Laure JAUDON, diplômée de l’ENSA (École Nationale Supérieure des Arts) de Limoges en 2011, et d'un D.U. de Création Cinématographique de l'I.U.T de Corte en partenariat avec le GREC (Groupe de Recherches et d'Essais Cinématographiques) en 2012, et présentée par la galerie AL/MA de Montpellier, en 2013.

Une Recherche sur le silence


À travers des lieux choisis qui deviennent des strates temporelles où se jouent la mémoire, les traces, la résistance à la disparition, l’oubli, c’est une tentative de faire vibrer à nouveau les ruines, les restes, aux abords de nous-mêmes, de ce qui peut être, encore.
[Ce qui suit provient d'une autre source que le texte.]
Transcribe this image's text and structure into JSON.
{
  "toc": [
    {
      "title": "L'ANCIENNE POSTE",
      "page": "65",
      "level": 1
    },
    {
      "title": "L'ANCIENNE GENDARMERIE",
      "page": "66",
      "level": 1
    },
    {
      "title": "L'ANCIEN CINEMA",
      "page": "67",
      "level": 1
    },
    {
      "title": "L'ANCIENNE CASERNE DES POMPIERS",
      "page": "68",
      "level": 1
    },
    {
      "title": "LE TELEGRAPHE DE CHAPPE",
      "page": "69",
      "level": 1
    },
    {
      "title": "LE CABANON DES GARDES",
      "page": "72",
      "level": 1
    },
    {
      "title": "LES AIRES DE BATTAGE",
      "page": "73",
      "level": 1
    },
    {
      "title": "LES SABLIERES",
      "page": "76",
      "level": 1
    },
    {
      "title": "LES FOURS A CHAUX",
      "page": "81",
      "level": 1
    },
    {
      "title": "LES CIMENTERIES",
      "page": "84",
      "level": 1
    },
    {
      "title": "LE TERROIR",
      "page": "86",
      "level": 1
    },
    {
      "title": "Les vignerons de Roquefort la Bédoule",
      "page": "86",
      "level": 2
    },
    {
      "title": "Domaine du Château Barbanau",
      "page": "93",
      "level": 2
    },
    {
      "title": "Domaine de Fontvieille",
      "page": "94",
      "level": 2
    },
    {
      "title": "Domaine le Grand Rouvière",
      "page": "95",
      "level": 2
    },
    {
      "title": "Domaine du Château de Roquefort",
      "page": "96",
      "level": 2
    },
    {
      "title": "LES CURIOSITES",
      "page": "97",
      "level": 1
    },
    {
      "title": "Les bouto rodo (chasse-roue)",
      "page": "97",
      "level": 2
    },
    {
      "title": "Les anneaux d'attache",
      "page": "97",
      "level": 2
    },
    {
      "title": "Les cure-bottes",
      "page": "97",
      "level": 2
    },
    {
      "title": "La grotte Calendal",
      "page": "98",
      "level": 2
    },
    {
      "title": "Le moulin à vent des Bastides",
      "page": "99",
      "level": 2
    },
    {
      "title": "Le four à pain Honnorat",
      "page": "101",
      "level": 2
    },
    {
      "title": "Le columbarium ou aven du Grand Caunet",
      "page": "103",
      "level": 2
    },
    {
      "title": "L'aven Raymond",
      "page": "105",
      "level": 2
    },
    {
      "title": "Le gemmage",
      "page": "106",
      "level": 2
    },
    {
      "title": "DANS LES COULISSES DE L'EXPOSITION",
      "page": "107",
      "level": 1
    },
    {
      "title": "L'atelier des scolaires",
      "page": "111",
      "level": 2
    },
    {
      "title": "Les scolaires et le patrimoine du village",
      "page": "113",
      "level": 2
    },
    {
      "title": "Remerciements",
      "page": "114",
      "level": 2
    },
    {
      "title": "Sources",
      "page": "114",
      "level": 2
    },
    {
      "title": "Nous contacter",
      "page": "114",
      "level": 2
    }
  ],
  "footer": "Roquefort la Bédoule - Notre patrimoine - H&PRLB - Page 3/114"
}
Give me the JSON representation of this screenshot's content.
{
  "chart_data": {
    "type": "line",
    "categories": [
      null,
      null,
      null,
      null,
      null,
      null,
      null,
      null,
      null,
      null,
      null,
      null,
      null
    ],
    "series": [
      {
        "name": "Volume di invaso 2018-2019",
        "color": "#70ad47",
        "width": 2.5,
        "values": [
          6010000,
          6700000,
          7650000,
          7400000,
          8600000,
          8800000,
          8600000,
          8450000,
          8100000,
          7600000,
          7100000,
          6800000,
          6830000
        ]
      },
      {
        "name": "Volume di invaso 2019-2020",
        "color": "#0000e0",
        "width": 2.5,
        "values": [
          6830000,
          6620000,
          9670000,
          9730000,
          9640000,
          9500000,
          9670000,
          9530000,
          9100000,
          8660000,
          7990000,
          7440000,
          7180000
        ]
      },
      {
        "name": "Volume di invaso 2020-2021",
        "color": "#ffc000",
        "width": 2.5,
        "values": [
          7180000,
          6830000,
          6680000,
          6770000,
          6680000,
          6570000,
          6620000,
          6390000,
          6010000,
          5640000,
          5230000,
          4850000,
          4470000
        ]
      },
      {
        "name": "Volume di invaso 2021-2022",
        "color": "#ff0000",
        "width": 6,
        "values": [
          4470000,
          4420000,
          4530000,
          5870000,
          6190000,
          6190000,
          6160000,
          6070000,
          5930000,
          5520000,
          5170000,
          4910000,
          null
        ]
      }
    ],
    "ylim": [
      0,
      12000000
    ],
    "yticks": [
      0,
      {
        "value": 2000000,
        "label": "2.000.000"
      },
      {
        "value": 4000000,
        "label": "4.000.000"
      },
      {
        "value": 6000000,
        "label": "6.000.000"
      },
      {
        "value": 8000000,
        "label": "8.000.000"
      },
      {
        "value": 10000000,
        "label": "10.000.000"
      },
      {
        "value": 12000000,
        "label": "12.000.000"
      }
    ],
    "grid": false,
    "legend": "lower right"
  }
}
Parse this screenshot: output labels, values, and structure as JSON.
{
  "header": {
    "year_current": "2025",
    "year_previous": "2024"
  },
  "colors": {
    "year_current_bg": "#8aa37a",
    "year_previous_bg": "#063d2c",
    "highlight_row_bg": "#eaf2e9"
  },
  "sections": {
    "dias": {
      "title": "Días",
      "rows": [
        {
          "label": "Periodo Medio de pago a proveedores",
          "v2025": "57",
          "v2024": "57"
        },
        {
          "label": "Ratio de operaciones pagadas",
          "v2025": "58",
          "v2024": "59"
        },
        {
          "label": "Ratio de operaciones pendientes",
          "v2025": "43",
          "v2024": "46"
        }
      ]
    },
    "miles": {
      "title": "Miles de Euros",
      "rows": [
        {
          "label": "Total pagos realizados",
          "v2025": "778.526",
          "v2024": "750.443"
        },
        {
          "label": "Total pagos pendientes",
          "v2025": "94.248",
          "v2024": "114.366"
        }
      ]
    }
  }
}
Des espaces où une autre temporalité s’invite, où il s’agit d’être presque en dehors, près d’un silence, au plus proche d’une respiration du monde. (Supervues)

«  Derrière une porte lourde et un long couloir éclairé par la légère lumière du jour nous montons des escaliers.
Le dernier étage, cinq cellules, celle de Céline, Suhad, Mariette, Nathalie.

Et la mienne.
Neuf mètres carrés, un lit, un bureau, deux armoires et une chaise.
Et une fenêtre.
Cette cellule sera la mienne. »

(Extrait de Latence, Laure Jaudon, Carmel Saint-Joseph, Saint Guilhem le Désert, 2010)

De la chambre émane une voix ; Latence de Laure Jaudon, étudiante aux Beaux-Arts de Limoges, raconte une expérience au Carmel Saint-Joseph, son entrée dans le quotidien de huit carmélites pour tenter de comprendre et d’approcher le silence et leur quête de silence.